“I just hate to leave all that nice dry kindling wood behind me,” complained Giraffe, whose specialty was fires of any and all kinds, and who never failed to keep an eye out for a chance to have one started.

“All right, then, there’s nothing to hinder you from coming back after it,” Thad told him. “Get Step Hen or Davy to lend a hand. If we have to stay on the island for twenty-four hours, more or less, we might as well have all the comforts going, and at that they won’t swamp us.”

“I’ll do that same as sure as you live,” asserted the lengthy scout, pleased with the suggestion.

So after they deposited their belongings, together with what they had appropriated from the owner’s scanty stock of food, Giraffe spoke up.

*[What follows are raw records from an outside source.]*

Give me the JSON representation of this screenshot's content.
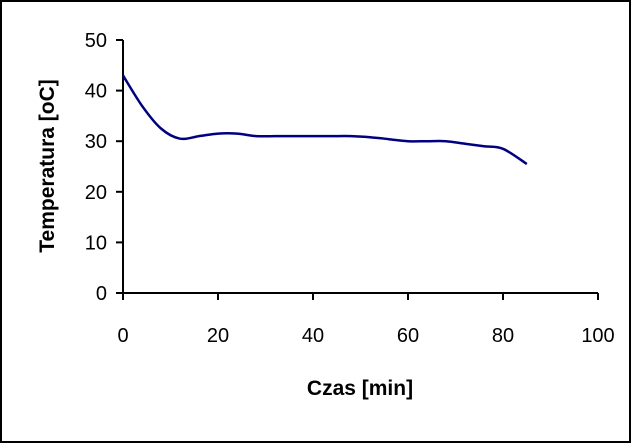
{
  "chart_data": {
    "type": "line",
    "title": "",
    "xlabel": "Czas [min]",
    "ylabel": "Temperatura [oC]",
    "xlim": [
      0,
      100
    ],
    "ylim": [
      0,
      50
    ],
    "x_ticks": [
      0,
      20,
      40,
      60,
      80,
      100
    ],
    "y_ticks": [
      0,
      10,
      20,
      30,
      40,
      50
    ],
    "x_tick_labels": [
      "0",
      "20",
      "40",
      "60",
      "80",
      "100"
    ],
    "y_tick_labels": [
      "0",
      "10",
      "20",
      "30",
      "40",
      "50"
    ],
    "grid": false,
    "legend": "none",
    "series": [
      {
        "color": "#000080",
        "x": [
          0,
          4,
          8,
          12,
          16,
          20,
          24,
          28,
          32,
          36,
          40,
          44,
          48,
          52,
          56,
          60,
          64,
          68,
          72,
          76,
          80,
          85
        ],
        "y": [
          43.0,
          37.0,
          32.5,
          30.5,
          31.0,
          31.5,
          31.5,
          31.0,
          31.0,
          31.0,
          31.0,
          31.0,
          31.0,
          30.8,
          30.4,
          30.0,
          30.0,
          30.0,
          29.5,
          29.0,
          28.5,
          25.5
        ]
      }
    ]
  }
}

“Davy, Thad says you might go back with me and help land something we can make good use of, if the boat should be drifted away.”

“What! you don’t want the old cracked stove, I hope?” ejaculated Davy, guessing that it must have something to do with cooking, or Giraffe would not be displaying so much eagerness about it.

“What! me carry a stove on shore when I know a dozen ways to cook on a regular camp fire?” cried the tall scout derisively; “well, I should say nothing doing along that line. But we’ll have trouble getting dry wood to start things with, and so Thad says we might as well throw all that lot on shore here.”

Davy was a reasonable fellow, and he saw the good sense of such a move at once; so he readily agreed to go aboard the abandoned shanty boat with Giraffe, and take possession of the fuel supply.

As the wind carried more or less spray across the exposed place where the boys had landed, it was later on agreed that they would do well to go further ashore. The trees were bare, and there would be no drip, as might have been the case in summertime.

“Makes me think of a gypsy caravan on the tramp!” Step Hen announced, after all of them were on the move, laden down with their various burdens, Giraffe even carrying a small package of extra-fine kindling, with which he meant to start his first fire, and Davy “toting” the old ax.